Observations during the first week of March 1999 were mostly aimed at acquiring quantitative and qualitative information about the Mars Orbiter Camera onboard NASA's Mars Global Surveyor in the environment in which it was originally designed to operate.

This set of 12 images was obtained during the period of Mars Orbiter Camera (MOC) focus tests and calibrations that executed in the first week of March 1999. Each picture was taken near 15.6°N latitude, which at this time was the sub-Earth point—the latitude at which Earth would be seen directly overhead if viewed from the ground. These pictures were obtained to provide a direct link between simultaneous Earth- and space-based telescope observations and the MOC. Each picture is shown at the full commanded resolution of 12 meters (39 feet) per pixel, and each covers an area 3 by 3 kilometers (1.9 miles) in size with illumination from the upper left. Typically, images that will be obtained by MOC during the Mapping Phase of the Mars Global Surveyor mission will have resolutions of 1.5 meters (5 feet) per pixel—a factor of 8 improvement over the pictures shown here.

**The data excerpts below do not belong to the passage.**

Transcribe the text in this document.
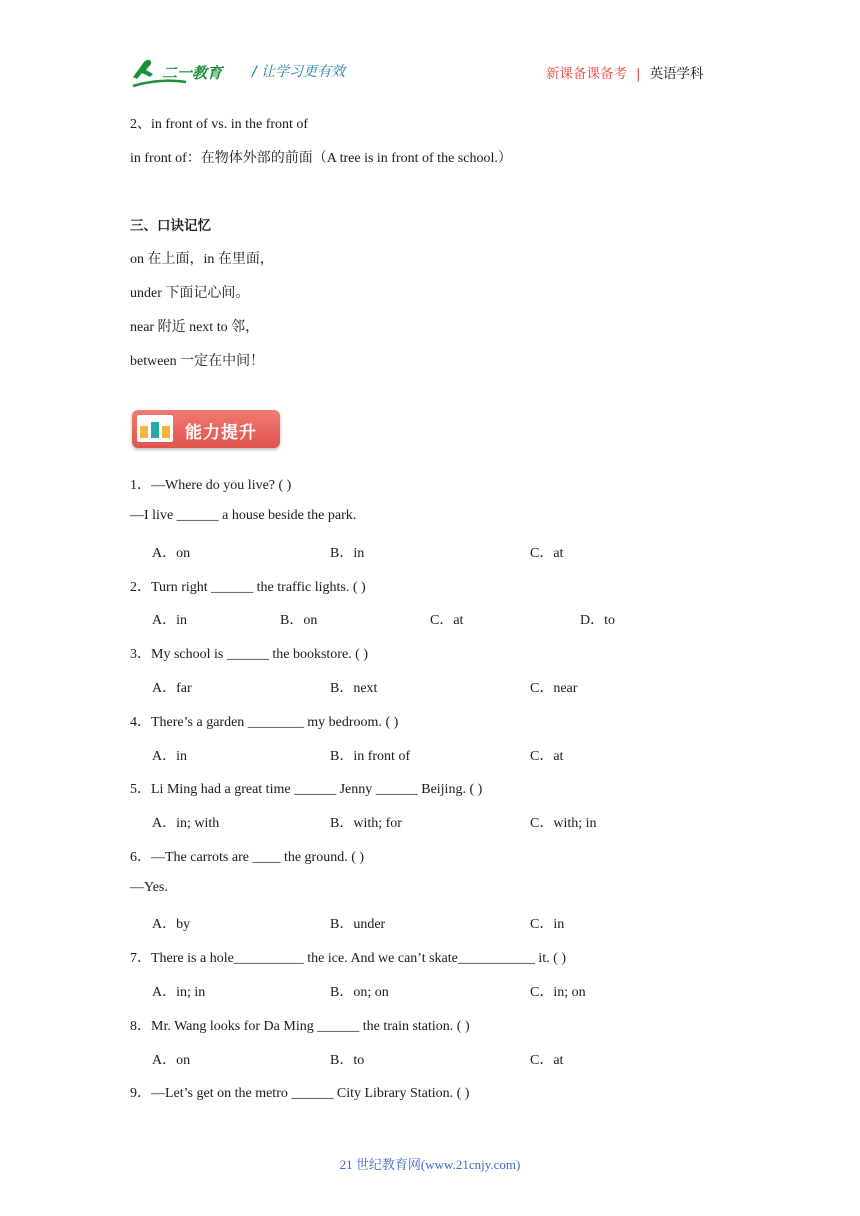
二一教育 / 让学习更有效	新课备课备考 | 英语学科
2、in front of vs. in the front of
in front of：在物体外部的前面（A tree is in front of the school.）
三、口诀记忆
on 在上面，in 在里面，
under 下面记心间。
near 附近 next to 邻，
between 一定在中间！
能力提升
1．—Where do you live? ( )
—I live ______ a house beside the park.
A．on	B．in	C．at
2．Turn right ______ the traffic lights. ( )
A．in	B．on	C．at	D．to
3．My school is ______ the bookstore. ( )
A．far	B．next	C．near
4．There’s a garden ________ my bedroom. ( )
A．in	B．in front of	C．at
5．Li Ming had a great time ______ Jenny ______ Beijing. ( )
A．in; with	B．with; for	C．with; in
6．—The carrots are ____ the ground. ( )
—Yes.
A．by	B．under	C．in
7．There is a hole__________ the ice. And we can’t skate___________ it. ( )
A．in; in	B．on; on	C．in; on
8．Mr. Wang looks for Da Ming ______ the train station. ( )
A．on	B．to	C．at
9．—Let’s get on the metro ______ City Library Station. ( )
21 世纪教育网(www.21cnjy.com)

Malin Space Science Systems and the California Institute of Technology built the MOC using spare hardware from the Mars Observer mission. MSSS operates the camera from its facilities in San Diego, CA. The Jet Propulsion Laboratory's Mars Surveyor Operations Project operates the Mars Global Surveyor spacecraft with its industrial partner, Lockheed Martin Astronautics, from facilities in Pasadena, CA and Denver, CO.